Most L-lactate analyzers use L-lactate oxidase. The false-positive results from the Radiometer likely occur because ethylene glycol metabolites cross-react with L-lactate oxidase.2–4 In contrast, ethylene glycol metabolites cause minimal lactate elevation with the Bayer, iSTAT and Vitros devices, to a degree unlikely to cause misdiagnosis. Of note is that, in addition to antifreeze, ethylene glycol is found in many common products.6 Our experiment showed that even modest ingestion (causing glycolate and glyoxylate concentrations in blood of 5–10 mmol/L) could produce false-positive lactate results of 10–20 mmol/L with the Radiometer Analyzer (Fig. 2).

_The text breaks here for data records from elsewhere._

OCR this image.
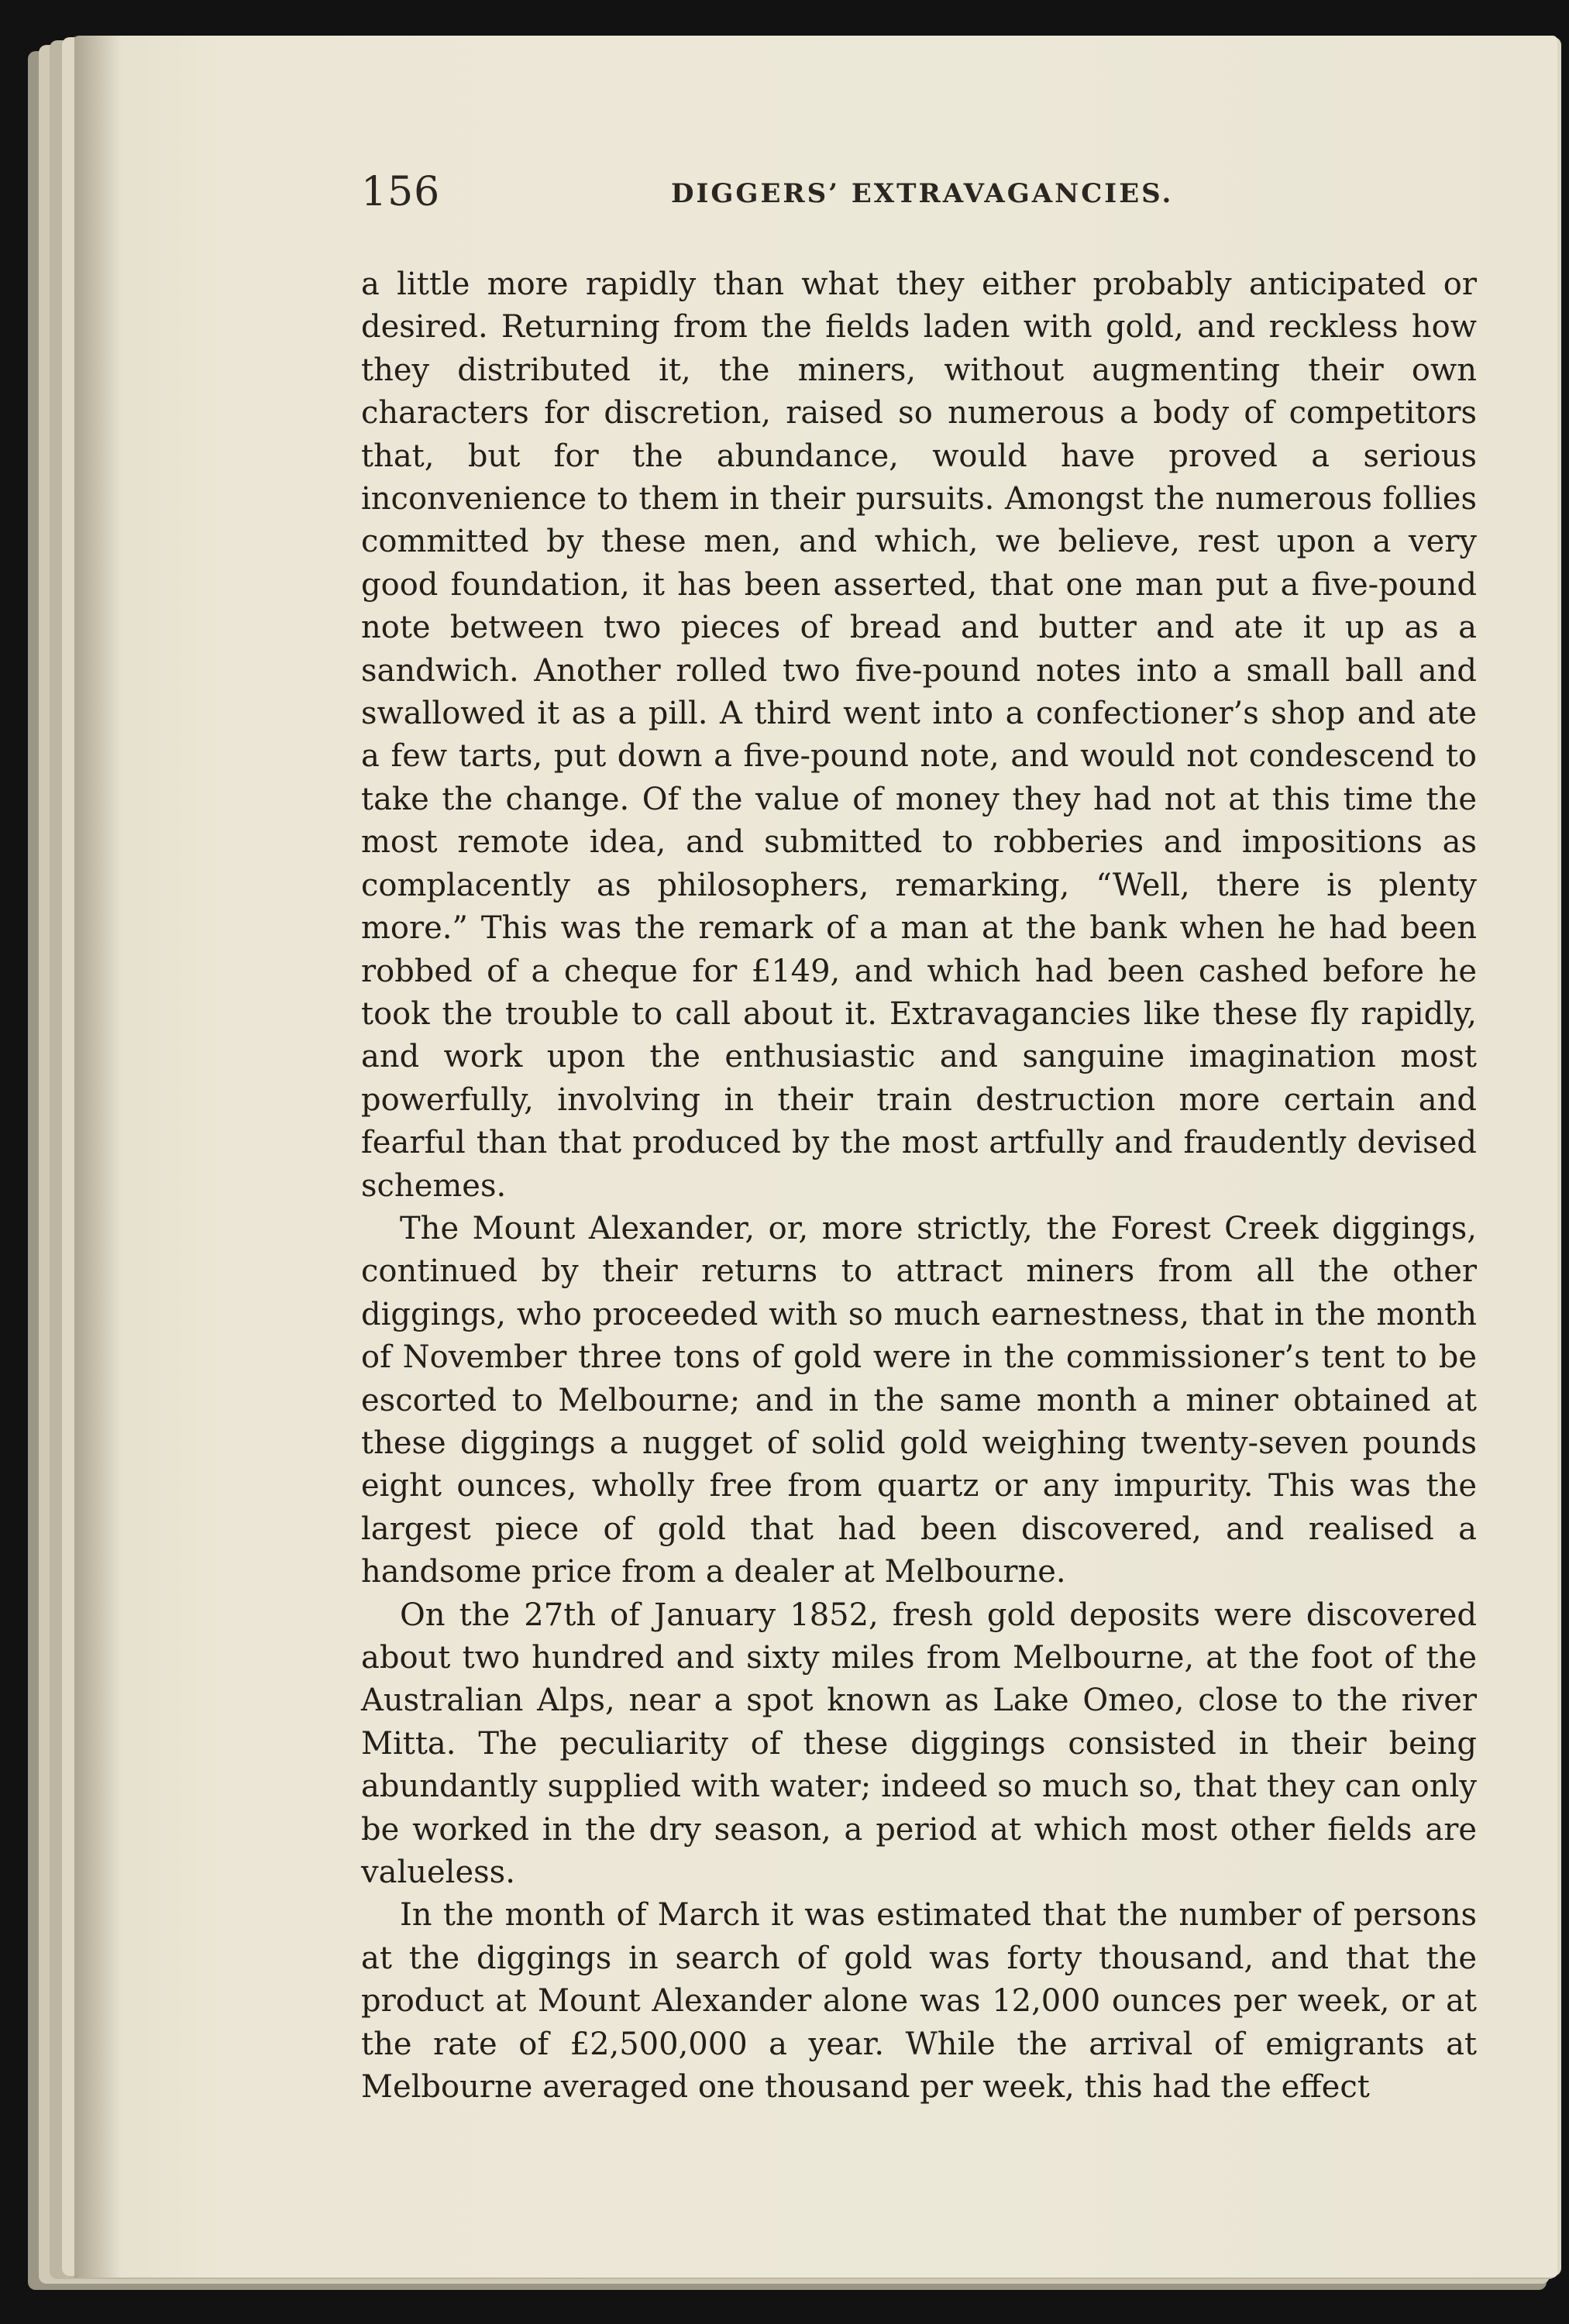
156	DIGGERS’ EXTRAVAGANCIES.

a little more rapidly than what they either probably anticipated or desired. Returning from the fields laden with gold, and reckless how they distributed it, the miners, without augmenting their own characters for discretion, raised so numerous a body of competitors that, but for the abundance, would have proved a serious inconvenience to them in their pursuits. Amongst the numerous follies committed by these men, and which, we believe, rest upon a very good foundation, it has been asserted, that one man put a five-pound note between two pieces of bread and butter and ate it up as a sandwich. Another rolled two five-pound notes into a small ball and swallowed it as a pill. A third went into a confectioner’s shop and ate a few tarts, put down a five-pound note, and would not condescend to take the change. Of the value of money they had not at this time the most remote idea, and submitted to robberies and impositions as complacently as philosophers, remarking, “Well, there is plenty more.” This was the remark of a man at the bank when he had been robbed of a cheque for £149, and which had been cashed before he took the trouble to call about it. Extravagancies like these fly rapidly, and work upon the enthusiastic and sanguine imagination most powerfully, involving in their train destruction more certain and fearful than that produced by the most artfully and fraudently devised schemes.

The Mount Alexander, or, more strictly, the Forest Creek diggings, continued by their returns to attract miners from all the other diggings, who proceeded with so much earnestness, that in the month of November three tons of gold were in the commissioner’s tent to be escorted to Melbourne; and in the same month a miner obtained at these diggings a nugget of solid gold weighing twenty-seven pounds eight ounces, wholly free from quartz or any impurity. This was the largest piece of gold that had been discovered, and realised a handsome price from a dealer at Melbourne.

On the 27th of January 1852, fresh gold deposits were discovered about two hundred and sixty miles from Melbourne, at the foot of the Australian Alps, near a spot known as Lake Omeo, close to the river Mitta. The peculiarity of these diggings consisted in their being abundantly supplied with water; indeed so much so, that they can only be worked in the dry season, a period at which most other fields are valueless.

In the month of March it was estimated that the number of persons at the diggings in search of gold was forty thousand, and that the product at Mount Alexander alone was 12,000 ounces per week, or at the rate of £2,500,000 a year. While the arrival of emigrants at Melbourne averaged one thousand per week, this had the effect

Patients who come to hospital late after ethylene glycol ingestion are among the sickest from high metabolite concentrations. However, they are difficult to confirm diagnostically because plasma ethylene glycol concentration and osmolar gap may become normal upon metabolism. Most hospitals measure ethylene glycol, not its metabolites. The lactate gap offers a surrogate test for metabolites (glyoxalate and glycolate) that is useful in diagnosis late presentations. Futhermore, most dialysis protocols rely upon serial measurements of plasma concentrations of ethylene glycol, even though its toxicity results from its metabolites. As long as a lactate gap exists, metabolites still exist. Treatment with dialysis could be ended with confidence, once the gap has disappeared.

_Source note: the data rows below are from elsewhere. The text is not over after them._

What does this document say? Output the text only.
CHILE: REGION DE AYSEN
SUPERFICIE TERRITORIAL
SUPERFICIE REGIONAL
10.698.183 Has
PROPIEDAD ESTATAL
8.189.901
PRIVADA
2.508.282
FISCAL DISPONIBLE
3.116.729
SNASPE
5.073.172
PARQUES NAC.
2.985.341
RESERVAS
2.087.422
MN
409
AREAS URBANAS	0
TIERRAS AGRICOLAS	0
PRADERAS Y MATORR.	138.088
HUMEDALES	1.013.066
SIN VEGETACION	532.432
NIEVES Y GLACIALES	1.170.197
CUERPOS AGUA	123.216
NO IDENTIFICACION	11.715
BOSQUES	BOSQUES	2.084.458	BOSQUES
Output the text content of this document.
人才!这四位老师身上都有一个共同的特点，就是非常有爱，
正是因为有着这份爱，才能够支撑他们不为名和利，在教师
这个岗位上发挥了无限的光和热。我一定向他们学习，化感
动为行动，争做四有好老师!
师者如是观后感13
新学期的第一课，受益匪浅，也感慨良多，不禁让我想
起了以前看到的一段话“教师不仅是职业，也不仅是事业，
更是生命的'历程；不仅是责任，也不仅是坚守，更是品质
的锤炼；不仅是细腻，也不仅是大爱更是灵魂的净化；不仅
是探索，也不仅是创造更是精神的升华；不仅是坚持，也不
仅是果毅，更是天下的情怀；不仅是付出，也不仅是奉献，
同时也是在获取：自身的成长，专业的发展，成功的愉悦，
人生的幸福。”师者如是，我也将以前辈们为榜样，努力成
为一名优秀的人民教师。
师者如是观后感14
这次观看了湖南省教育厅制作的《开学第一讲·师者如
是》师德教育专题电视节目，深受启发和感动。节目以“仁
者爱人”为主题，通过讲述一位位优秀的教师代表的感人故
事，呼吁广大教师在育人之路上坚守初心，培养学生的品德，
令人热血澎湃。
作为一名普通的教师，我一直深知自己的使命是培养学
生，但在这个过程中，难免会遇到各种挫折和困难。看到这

Lactate is key in the diagnosis of mesenteric ischemia, and in decisions about laparotomy, because of a sensitivity approaching 100% (and despite specificities of 42%– 87%).7,8 The benefits of point-of-care analyzers include rapid turn-around and low cost. Point-of-care lactate testing is therefore increasingly common, and the Radiometer Analyzer is popular. The potential for misdiagnosis is therefore substantial, especially since patients may deny ethylene-glycol ingestion; such denials might not be doubted, given an elevated lactate result.9,10 Clinicians know that quantitative laboratory errors occur, and will therefore repeat suspicious values. However, artifactual errors that require retesting with a different machine are less commonly appreciated.
The lactate gap1 is a quick and sensitive test that can be established at the point of care. We showed how a false-positive point-of-care lactate could mean serious misdiagnosis. However, we also showed this to be a diagnostic aid to expedite faster treatment. In short, clinicians should “Mind the Gap.”

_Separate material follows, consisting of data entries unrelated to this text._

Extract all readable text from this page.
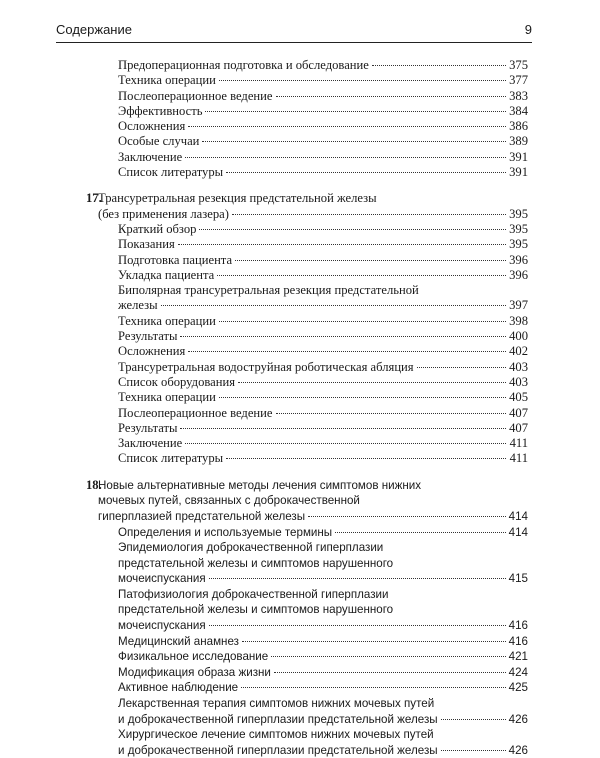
Содержание	9
Предоперационная подготовка и обследование	375
Техника операции	377
Послеоперационное ведение	383
Эффективность	384
Осложнения	386
Особые случаи	389
Заключение	391
Список литературы	391
17.
Трансуретральная резекция предстательной железы
(без применения лазера)	395
Краткий обзор	395
Показания	395
Подготовка пациента	396
Укладка пациента	396
Биполярная трансуретральная резекция предстательной
железы	397
Техника операции	398
Результаты	400
Осложнения	402
Трансуретральная водоструйная роботическая абляция	403
Список оборудования	403
Техника операции	405
Послеоперационное ведение	407
Результаты	407
Заключение	411
Список литературы	411
18.
Новые альтернативные методы лечения симптомов нижних
мочевых путей, связанных с доброкачественной
гиперплазией предстательной железы	414
Определения и используемые термины	414
Эпидемиология доброкачественной гиперплазии
предстательной железы и симптомов нарушенного
мочеиспускания	415
Патофизиология доброкачественной гиперплазии
предстательной железы и симптомов нарушенного
мочеиспускания	416
Медицинский анамнез	416
Физикальное исследование	421
Модификация образа жизни	424
Активное наблюдение	425
Лекарственная терапия симптомов нижних мочевых путей
и доброкачественной гиперплазии предстательной железы	426
Хирургическое лечение симптомов нижних мочевых путей
и доброкачественной гиперплазии предстательной железы	426
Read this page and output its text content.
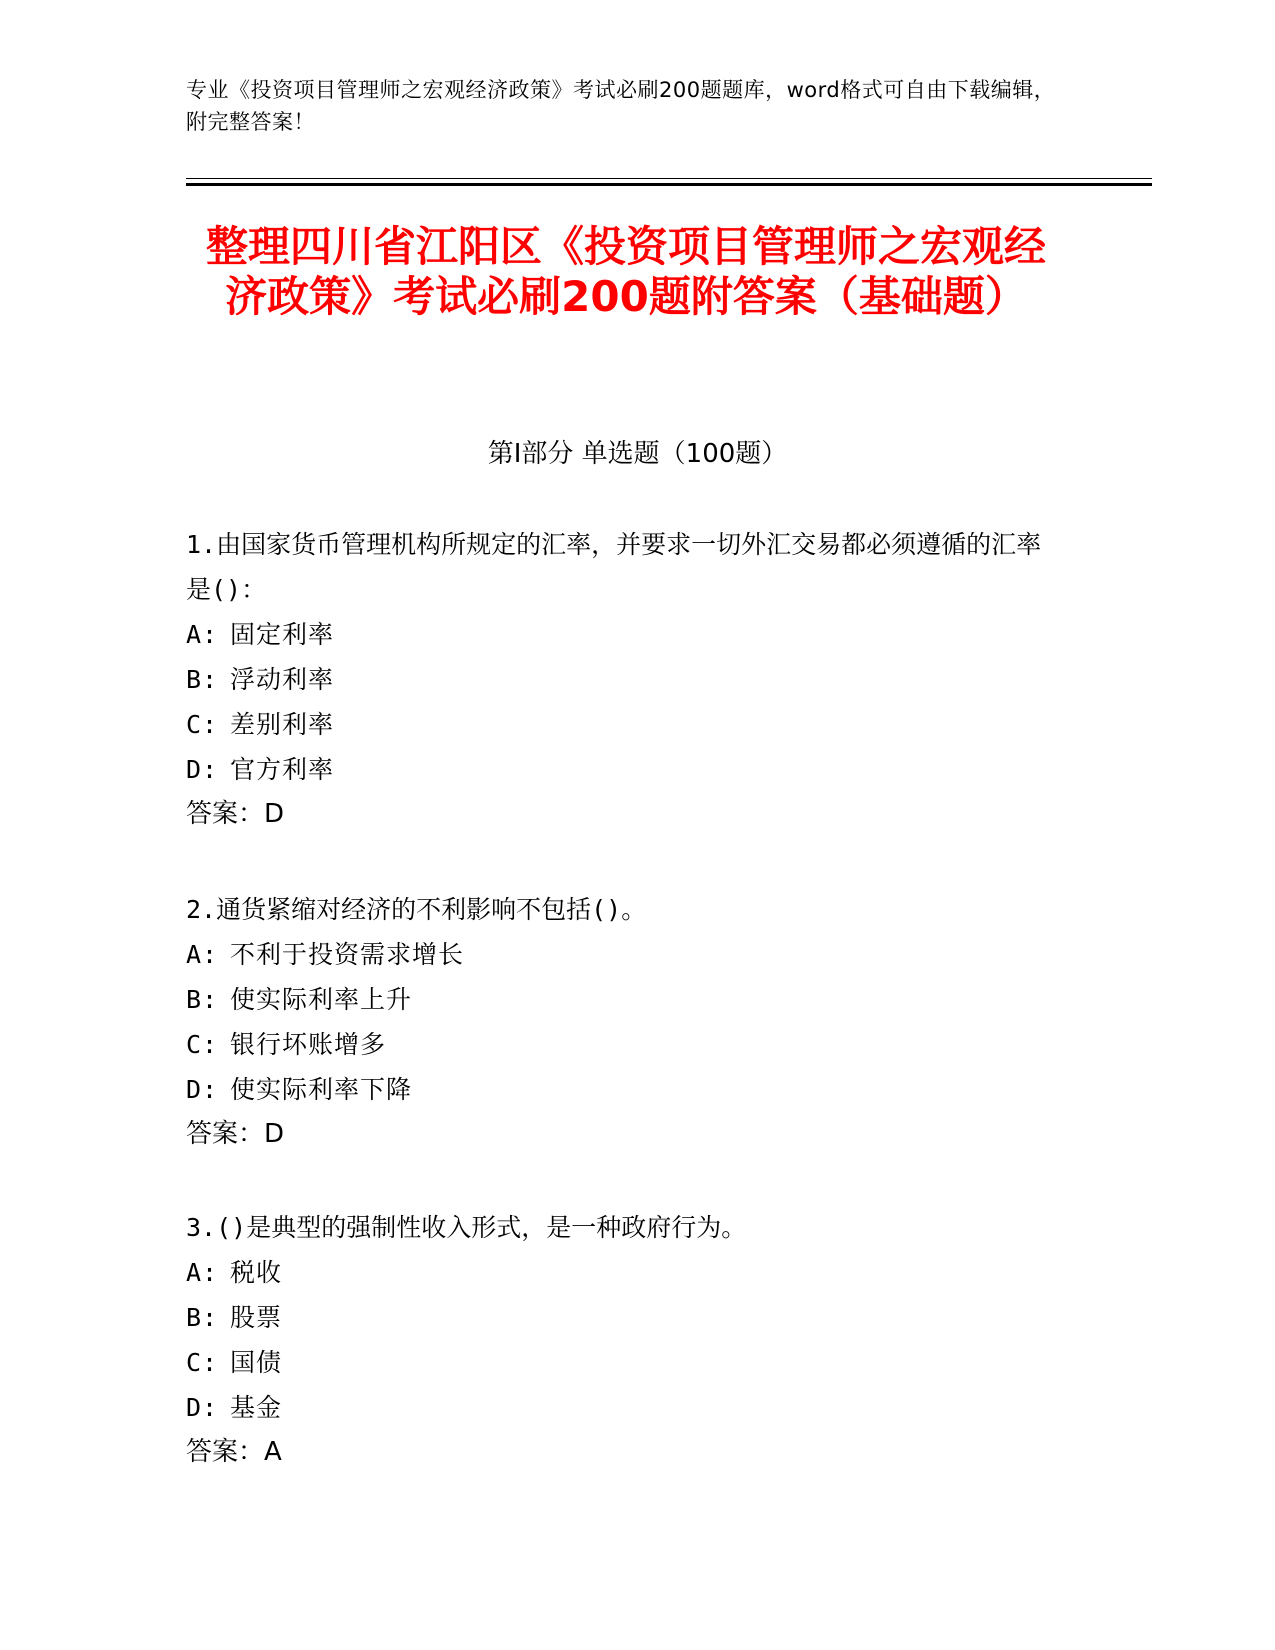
专业《投资项目管理师之宏观经济政策》考试必刷200题题库，word格式可自由下载编辑，附完整答案！
整理四川省江阳区《投资项目管理师之宏观经济政策》考试必刷200题附答案（基础题）
第I部分 单选题（100题）
1.由国家货币管理机构所规定的汇率，并要求一切外汇交易都必须遵循的汇率是()：
A: 固定利率
B: 浮动利率
C: 差别利率
D: 官方利率
答案：D
2.通货紧缩对经济的不利影响不包括()。
A: 不利于投资需求增长
B: 使实际利率上升
C: 银行坏账增多
D: 使实际利率下降
答案：D
3.()是典型的强制性收入形式，是一种政府行为。
A: 税收
B: 股票
C: 国债
D: 基金
答案：A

We appreciate the contributions of Don LeGatt, Mark Ewanchuk, Julie Mitchell and Jay Dewald.
This article has been peer reviewed.
Contributors: All authors were involved in the conception and design of the study as well as the acquisition, analysis and interpretation of the data. All authors drafted and revised the article and approved the final version.
This study was supported financially by an Open Operating Grant from the Canadian Institutes of Health Research (MOP 49491).
Competing interests: None declared by Peter Brindley, David Brindley and Matthew Butler. George Cembrowski owns stocks in and has accepted fees and travel assistance from companies that make or sell analyzers.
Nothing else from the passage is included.